First Comes Marriage

"It was so much more comfortable to be able to divide people into heroes and villains and expect them to play their allotted part."

"My happiness has to come from within myself or it is too fragile a thing to be of any use to me and too much of a burden to benefit any of my loved ones."

"But the things is, you see, that two people can never actually become one no matter how close they are. And it would not be desirable even if it were possible. What would happen when one of them died? It would leave the other as a half a person, and that would be a dreadful thing. We must each be a whole person and therefore we each need some privacy to be alone with ourselves and our own feelings."

"The suffering of a loved one was in many ways worse than one's one suffering because it left one feeling so very helpless."

"Was he a pleasant man hiding behind a mask of seeming carelessness or an unpleasant man hiding behind a mask of charm & smiles? Or like most humans, was he a dizzying mix of contradictory charactersticks?

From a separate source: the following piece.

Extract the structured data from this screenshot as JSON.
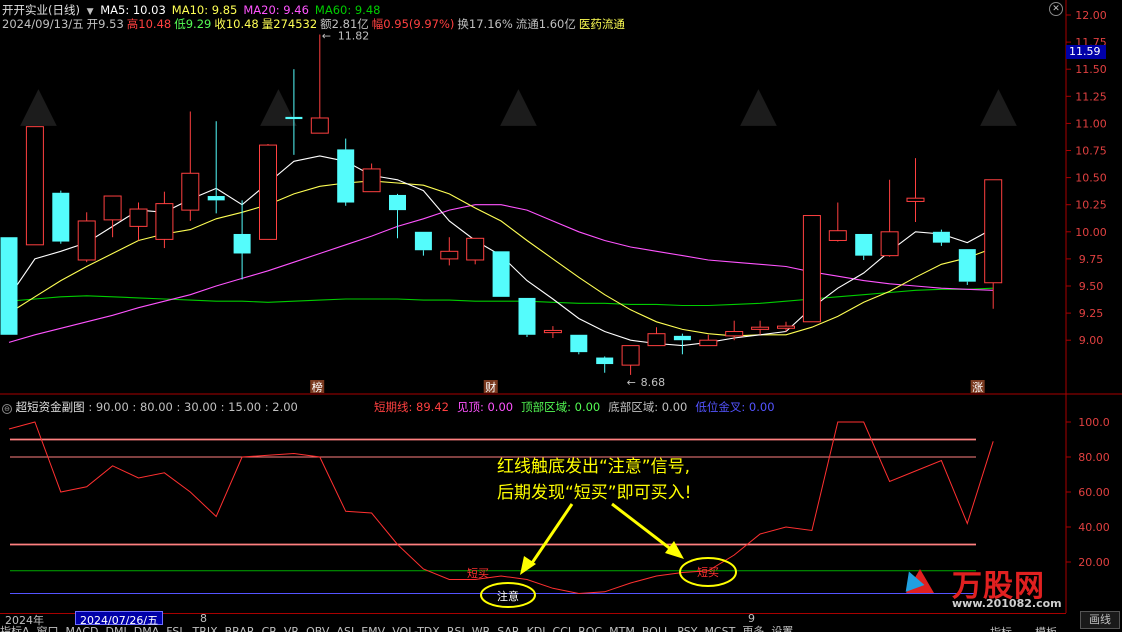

"Happy? Most of the time? Happiness is always a fleeting thing," he said, "It never rests upon anyone as a permanent state, though many of us persist in believing in the foolish idea that if this would just happen or that we would be happy for the rest of our lives.  I know moments of happiness just as most other people do.  Perhaps I have learned to find it in ways that would pass some people by.  I feel the summer heat here at this moment and see the trees and the water and hear that invisible gull overhead.  I feel the novelty of having company when I usually come here alone.  And this moment brings me happiness."